Я не стал ни о чем спрашивать, в нашей семье отношения никогда не выясняли, до конца ничего не проговаривали, все происходило исподволь, по умолчанию, однако в глазах двух моих родных женщин третья оказалась лишней. Лимитчица, бесприданница, охмурила приличного московского мальчика с университетским дипломом – боже мой, какая это была глупость!

Не знаю, возможно, Катя повела себя не так, как они ожидали, может быть, от волнения она держалась во время нашей единственной общей встречи скованно, надменно или, наоборот, чересчур развязно, легкомысленно, и чем сдержаннее и недовольнее были мама и сестра, тем больше гордости и независимости проступало в ней. А может, она слишком откровенно прижималась ко мне или была не так одета… Я в этих вещах ничего не понимал, но почувствовал впервые в жизни, что семья не поддерживает меня, и это открытие привело меня в бешенство. Мы ушли с Катериной вместе и всю ночь ходили по бульварам, отвергнутые, несчастные, даже несколько упивавшиеся своей отверженностью, а потом поднялись на последний этаж доходного дома в Последнем переулке на Сретенке и там долго, горестно и нежно целовались…

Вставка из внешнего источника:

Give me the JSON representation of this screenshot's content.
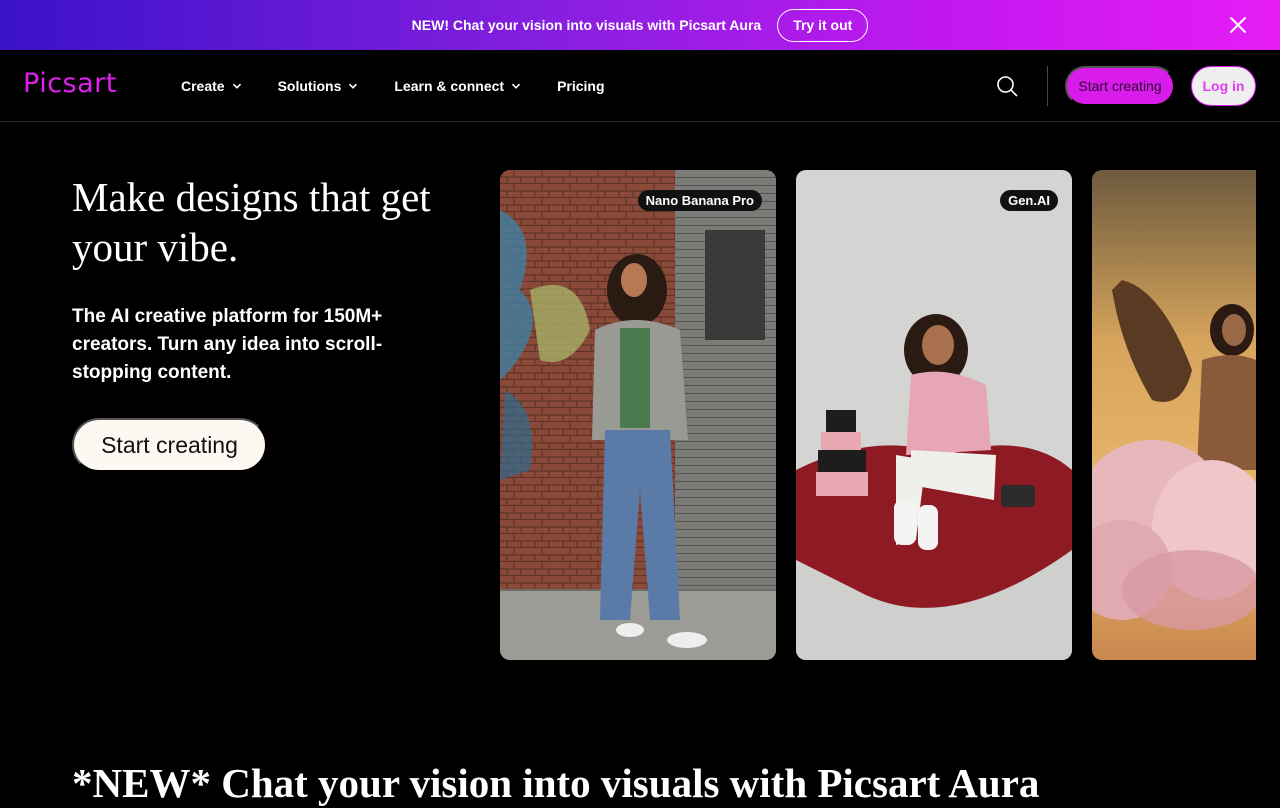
{
  "promo": {
    "text": "NEW! Chat your vision into visuals with Picsart Aura",
    "button": "Try it out"
  },
  "header": {
    "logo": "Picsart",
    "nav": [
      {
        "label": "Create",
        "has_dropdown": true
      },
      {
        "label": "Solutions",
        "has_dropdown": true
      },
      {
        "label": "Learn & connect",
        "has_dropdown": true
      },
      {
        "label": "Pricing",
        "has_dropdown": false
      }
    ],
    "start_button": "Start creating",
    "login_button": "Log in"
  },
  "hero": {
    "title": "Make designs that get your vibe.",
    "subtitle": "The AI creative platform for 150M+ creators. Turn any idea into scroll-stopping content.",
    "cta": "Start creating"
  },
  "cards": [
    {
      "badge": "Nano Banana Pro"
    },
    {
      "badge": "Gen.AI"
    },
    {
      "badge": ""
    }
  ],
  "section": {
    "title": "*NEW* Chat your vision into visuals with Picsart Aura"
  },
  "colors": {
    "brand": "#d91ceb",
    "background": "#000000",
    "cta_bg": "#fdf8f2"
  }
}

И все-таки это был счастливый год. Я делал вид, что учусь быть редактором и снисходительно выслушивал советы своего старенького наставника Альберта Петровича, который гордился тем, что проработал в издательстве сорок лет, знал всех современных писателей и, как Моисей, водил их по советской пустыне и помогал обманывать цензуру. А Катя каждый день ходила в свой игрушечный институт, но очень часто мы сбегали – она с лекций, а я с работы – и гуляли по Москве, которая в тот год сошла с ума: митинговала, протестовала, разбивала палаточные городки и болтала, болтала, болтала. Мы смешивались с людьми, понаехавшими бог знает из каких медвежьих краев в столицу и искавшими в ней правды, слушали самых разных ораторов, – каждый знал наверняка, как обустроить и спасти Россию, – и мы все вместе им хлопали, шикали, кричали, свистели, подписывали письма, прошения, петиции и обращения и сами вступали в бесконечные разговоры и споры. Но больше всего меня поражало, как в огромной толпе внимание к себе привлекали не самые умные и талантливые, но самые наглые, самоуверенные, грубые, и ведь именно такие придут потом к власти. И у нас, и на Украине.

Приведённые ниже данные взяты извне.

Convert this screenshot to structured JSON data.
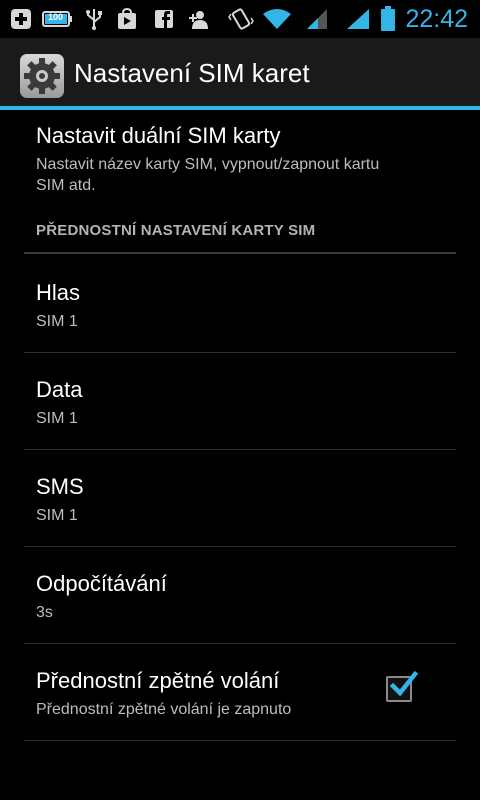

Да, это странный эффект человеческого стада, которое не то возомнило, не то действительно почувствовало себя народом и решило, что от него что-то зависит, но трагически ошиблось в выборе вожаков. Однако все это стало понятно позднее, а тогда после долгого молчания и сидения в советской заперти как же сладко было бродить от человека к человеку и не бояться стукачей, говорить, что думаешь, и знать, что ничего тебе за это не будет. После казенного совдетства, после строгой английской спецшколы, после чаевских лекций по диамату и истмату с их окончательной и полной победой социализма в одной отдельно взятой стране так трудно было поверить во внезапное полное его поражение, и мы как будто торопились надышаться этим вольным воздухом: а вдруг перекроют?

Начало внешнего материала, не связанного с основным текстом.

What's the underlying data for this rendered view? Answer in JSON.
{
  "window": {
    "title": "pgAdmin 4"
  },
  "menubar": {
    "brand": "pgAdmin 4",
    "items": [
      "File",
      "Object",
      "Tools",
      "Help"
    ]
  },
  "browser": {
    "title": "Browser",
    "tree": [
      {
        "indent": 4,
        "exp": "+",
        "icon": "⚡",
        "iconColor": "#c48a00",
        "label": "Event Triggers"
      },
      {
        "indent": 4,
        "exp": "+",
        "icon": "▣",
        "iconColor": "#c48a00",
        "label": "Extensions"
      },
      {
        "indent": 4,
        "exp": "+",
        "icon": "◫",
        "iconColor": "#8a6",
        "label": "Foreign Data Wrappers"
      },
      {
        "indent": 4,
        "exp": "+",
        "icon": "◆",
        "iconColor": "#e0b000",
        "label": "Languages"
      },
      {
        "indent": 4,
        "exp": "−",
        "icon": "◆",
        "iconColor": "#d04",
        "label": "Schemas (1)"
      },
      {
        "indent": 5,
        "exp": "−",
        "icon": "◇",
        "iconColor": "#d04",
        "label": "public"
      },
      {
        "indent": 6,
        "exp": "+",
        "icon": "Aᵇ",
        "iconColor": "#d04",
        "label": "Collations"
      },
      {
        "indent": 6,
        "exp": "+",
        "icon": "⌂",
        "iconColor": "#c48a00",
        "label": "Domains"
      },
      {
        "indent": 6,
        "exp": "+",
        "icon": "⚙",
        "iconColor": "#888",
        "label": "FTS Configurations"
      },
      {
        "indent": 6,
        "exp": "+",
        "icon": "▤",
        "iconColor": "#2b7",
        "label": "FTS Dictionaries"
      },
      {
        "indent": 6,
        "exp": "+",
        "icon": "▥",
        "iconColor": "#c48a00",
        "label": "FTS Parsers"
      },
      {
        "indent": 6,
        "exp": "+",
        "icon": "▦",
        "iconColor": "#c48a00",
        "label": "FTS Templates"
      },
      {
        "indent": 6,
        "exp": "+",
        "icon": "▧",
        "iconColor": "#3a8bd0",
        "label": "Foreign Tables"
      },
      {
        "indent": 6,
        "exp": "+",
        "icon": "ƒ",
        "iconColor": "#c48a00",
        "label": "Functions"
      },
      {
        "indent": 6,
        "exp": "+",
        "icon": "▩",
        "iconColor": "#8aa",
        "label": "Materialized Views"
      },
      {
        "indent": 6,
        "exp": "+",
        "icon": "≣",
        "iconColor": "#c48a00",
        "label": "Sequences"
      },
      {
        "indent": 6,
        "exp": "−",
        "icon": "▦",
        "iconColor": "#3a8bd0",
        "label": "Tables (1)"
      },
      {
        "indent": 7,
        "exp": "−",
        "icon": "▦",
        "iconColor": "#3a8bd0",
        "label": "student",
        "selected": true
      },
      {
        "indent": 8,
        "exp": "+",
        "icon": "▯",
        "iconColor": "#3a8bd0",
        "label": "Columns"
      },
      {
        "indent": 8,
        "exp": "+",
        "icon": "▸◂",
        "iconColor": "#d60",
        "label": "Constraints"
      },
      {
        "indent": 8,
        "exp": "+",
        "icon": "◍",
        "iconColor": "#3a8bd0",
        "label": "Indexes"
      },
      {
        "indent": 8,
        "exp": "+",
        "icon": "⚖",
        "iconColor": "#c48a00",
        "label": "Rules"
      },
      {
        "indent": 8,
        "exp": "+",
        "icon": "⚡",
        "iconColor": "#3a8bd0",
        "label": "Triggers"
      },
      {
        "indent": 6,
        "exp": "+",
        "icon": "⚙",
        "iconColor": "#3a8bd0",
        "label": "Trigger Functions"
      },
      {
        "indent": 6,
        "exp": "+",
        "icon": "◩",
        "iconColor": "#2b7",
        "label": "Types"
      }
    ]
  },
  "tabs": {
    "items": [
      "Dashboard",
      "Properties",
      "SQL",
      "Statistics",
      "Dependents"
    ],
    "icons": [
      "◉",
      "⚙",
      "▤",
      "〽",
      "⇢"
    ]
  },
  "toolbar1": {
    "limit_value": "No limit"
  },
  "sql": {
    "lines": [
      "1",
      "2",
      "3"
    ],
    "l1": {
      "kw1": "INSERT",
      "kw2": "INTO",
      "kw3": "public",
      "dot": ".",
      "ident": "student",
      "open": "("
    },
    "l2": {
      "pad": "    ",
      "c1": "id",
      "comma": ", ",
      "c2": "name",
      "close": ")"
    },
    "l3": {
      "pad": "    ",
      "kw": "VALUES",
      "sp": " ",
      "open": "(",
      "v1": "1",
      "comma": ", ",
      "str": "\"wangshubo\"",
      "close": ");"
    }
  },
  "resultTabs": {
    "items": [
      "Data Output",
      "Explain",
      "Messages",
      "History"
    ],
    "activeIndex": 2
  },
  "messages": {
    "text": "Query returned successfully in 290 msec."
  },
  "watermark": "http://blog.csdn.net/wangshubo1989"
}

Так мы бродили по Москве – юные, чуткие, беспечные. Однажды вышли на «Парке культуры» из метро и увидали толпу, которая оттеснила машины на обочину и валила по Садовому кольцу, требуя отменить шестую статью Конституции. Мы специально не стали заходить внутрь, а просто стояли и смотрели, как они шли мимо нас – свободные, счастливые, раскрепощенные мои сограждане, и этот поток казался бесконечным.

– Нет, на Украине такое невозможно, – произнесла вдруг Катя, и я не понял, чего было больше в ее голосе: досады или радости.

– Почему?

– Там все другое.

– Ничего, и до вас дойдет, – сказал я уверенно.

– Ох, лучше бы не доходило.

Не знаю, что она имела тогда в виду и помнит ли об этих словах сегодня, а я был настолько поглощен московской жизнью, что все происходившее вне Москвы оценивал лишь в зависимости от того, насколько оно нас касалось. Для меня существовал один критерий: за перестройку ты или против, и я назвал бы братом или сестрой каждого, кто орал «Долой!», и всем было понятно, о чем речь.

Каммингс-аут

На ноябрьские праздники мы снова поехали в Купавну. Было очень холодно, неуютно, серо, и наше милое летнее озеро, кое-где возле берегов уже прихваченное льдом, казалось тяжелым, чужим, колючим. По берегам лежал снег, и оттого вода была зловещей и безумно красивой. Снег медленно осыпался с наклонившихся деревьев и разбавлял ее черноту исчезающей белизной. Мы попробовали рыбачить, но леска обмерзала, не клевало. Катя, южное создание, скоро продрогла, и мы вернулись на дачу, но там было еще холоднее, ветер выдувал тепло из щелястого домика, и тогда мы развели в саду здоровенный костер, а потом весело ругались с Кукой, который вместе с овчаркой Найдой прибежал из своей сторожки тушить наш пожар. Пламя отражалось в окнах домика, огромные тени метались вокруг, и Найда прыгала за ними, а стоило отойти от костра, как ты оказывался под такими холодными и яркими звездами, каких не бывает летом, и можно было поверить во все космические путешествия и в пришельцев, которыми мы пугали много лет назад Петьку.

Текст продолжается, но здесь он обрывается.